Schriften von Charles Henry Mackintosh
Mt 14,22-33 - Petrus auf dem WasserMt 14,22-33 - Petrus auf dem Wasser
Es bedarf keiner großen Vorstellungskraft, um in dieser Begebenheit in Petrus ein eindrucksvolles Bild der Kirche Gottes als Ganzes oder des einzelnen Christen zu sehen. Petrus verließ das Schiff auf den Ruf Christi hin. Er gab alles auf, woran das Herz sich so gern klammert, und wandelte auf dem stürmischen Wasser – auf einem Pfad des Glaubens, einem Weg, auf dem nichts als allein schlichter Glaube eine einzige Stunde leben kann. Für alle, die berufen sind, diesen Weg zu beschreiten, heißt es: Entweder Christus oder nichts. Unsere einzige Kraftquelle besteht darin, den Blick des Glaubens fest auf Jesus gerichtet zu halten und „hinzuschauen auf Jesus, den Anfänger und Vollender des Glaubens“ (Heb 12,2). Sobald wir den Blick von Ihm abwenden, beginnen wir zu sinken.
Es geht in Matthäus 14,22-33 nicht um Errettung, nicht darum, das Ufer sicher zu erreichen.

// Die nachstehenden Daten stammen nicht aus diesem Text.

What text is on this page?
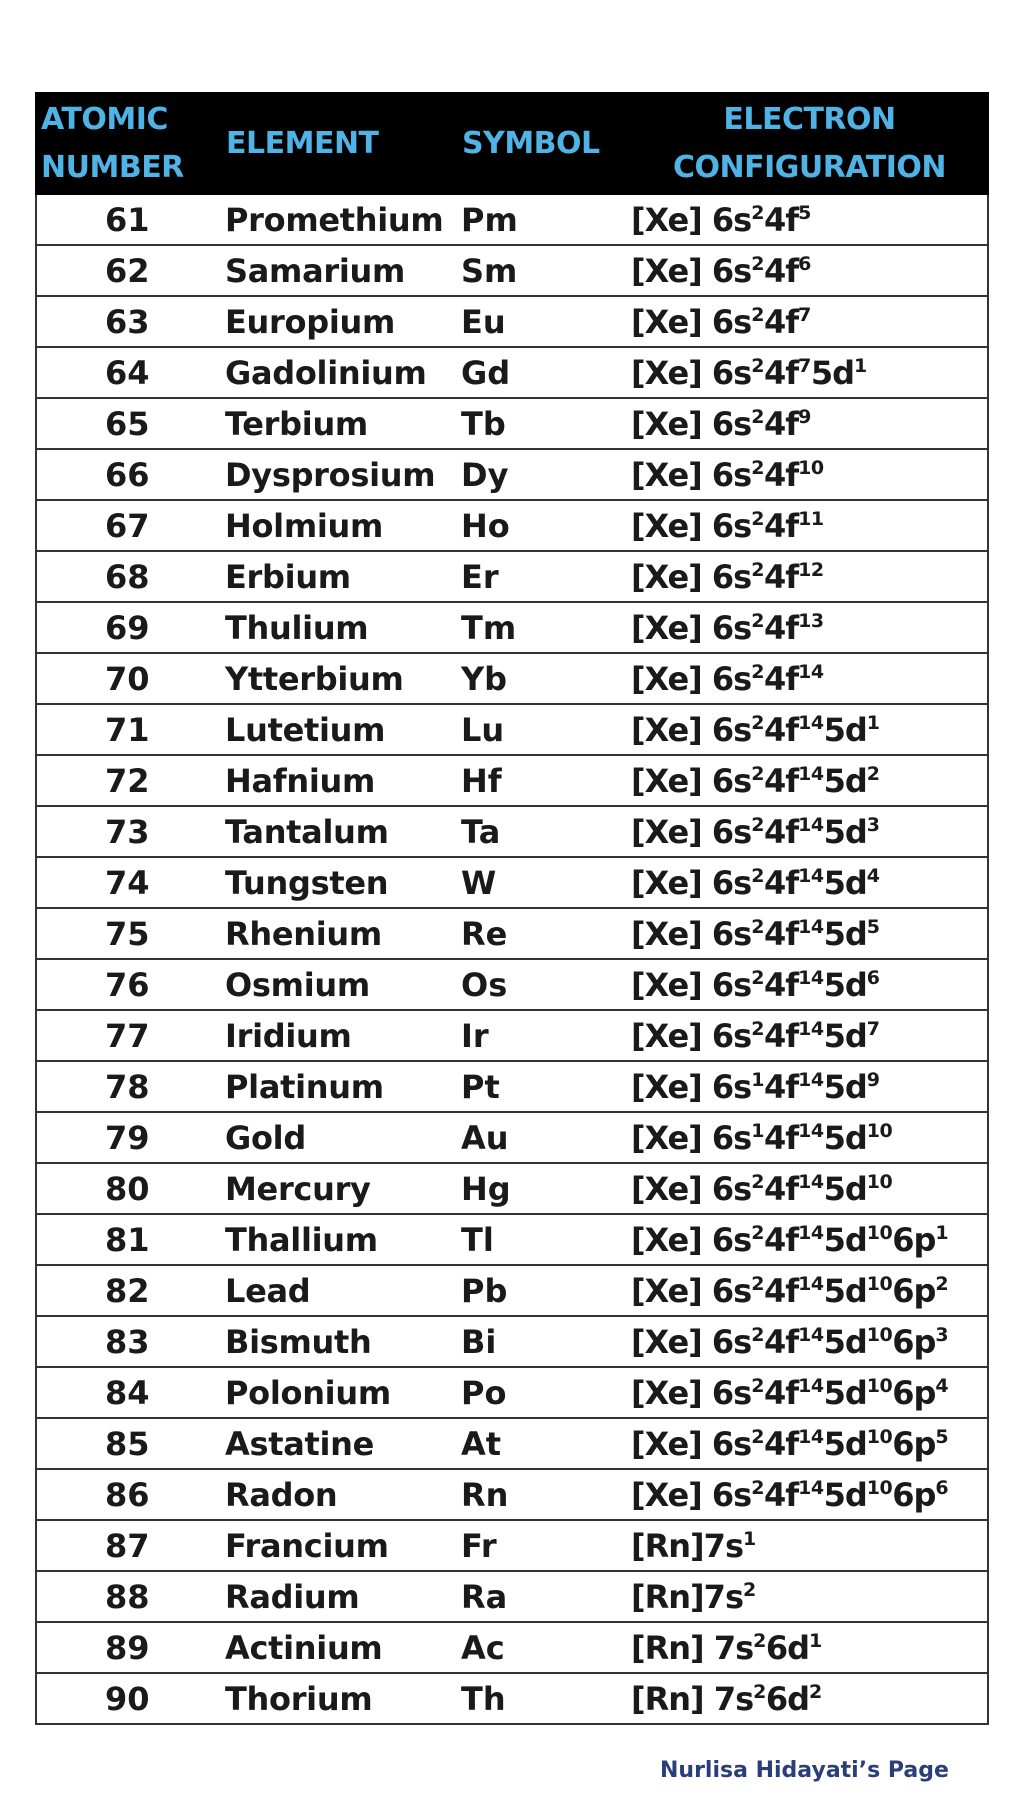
ATOMIC NUMBER	ELEMENT	SYMBOL	ELECTRON CONFIGURATION
61	Promethium	Pm	[Xe] $6s^24f^5$
62	Samarium	Sm	[Xe] $6s^24f^6$
63	Europium	Eu	[Xe] $6s^24f^7$
64	Gadolinium	Gd	[Xe] $6s^24f^75d^1$
65	Terbium	Tb	[Xe] $6s^24f^9$
66	Dysprosium	Dy	[Xe] $6s^24f^{10}$
67	Holmium	Ho	[Xe] $6s^24f^{11}$
68	Erbium	Er	[Xe] $6s^24f^{12}$
69	Thulium	Tm	[Xe] $6s^24f^{13}$
70	Ytterbium	Yb	[Xe] $6s^24f^{14}$
71	Lutetium	Lu	[Xe] $6s^24f^{14}5d^1$
72	Hafnium	Hf	[Xe] $6s^24f^{14}5d^2$
73	Tantalum	Ta	[Xe] $6s^24f^{14}5d^3$
74	Tungsten	W	[Xe] $6s^24f^{14}5d^4$
75	Rhenium	Re	[Xe] $6s^24f^{14}5d^5$
76	Osmium	Os	[Xe] $6s^24f^{14}5d^6$
77	Iridium	Ir	[Xe] $6s^24f^{14}5d^7$
78	Platinum	Pt	[Xe] $6s^14f^{14}5d^9$
79	Gold	Au	[Xe] $6s^14f^{14}5d^{10}$
80	Mercury	Hg	[Xe] $6s^24f^{14}5d^{10}$
81	Thallium	Tl	[Xe] $6s^24f^{14}5d^{10}6p^1$
82	Lead	Pb	[Xe] $6s^24f^{14}5d^{10}6p^2$
83	Bismuth	Bi	[Xe] $6s^24f^{14}5d^{10}6p^3$
84	Polonium	Po	[Xe] $6s^24f^{14}5d^{10}6p^4$
85	Astatine	At	[Xe] $6s^24f^{14}5d^{10}6p^5$
86	Radon	Rn	[Xe] $6s^24f^{14}5d^{10}6p^6$
87	Francium	Fr	$[Rn]7s^1$
88	Radium	Ra	$[Rn]7s^2$
89	Actinium	Ac	[Rn] $7s^26d^1$
90	Thorium	Th	[Rn] $7s^26d^2$
Nurlisa Hidayati’s Page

Ganz und gar nicht! Es geht um den Wandel des Christen in dieser Welt; es geht um den praktischen Wandel eines Menschen, der dazu berufen ist, die Welt zu verlassen, alles aufzugeben, worauf sich die bloße Natur stützt, irdische Dinge, menschliche Ressourcen und natürliche Hilfsmittel loszulassen – um mit Jesus zu wandeln und sich dabei mit Ihm über die Macht und den Einfluss sichtbarer und zeitlicher Dinge zu erheben.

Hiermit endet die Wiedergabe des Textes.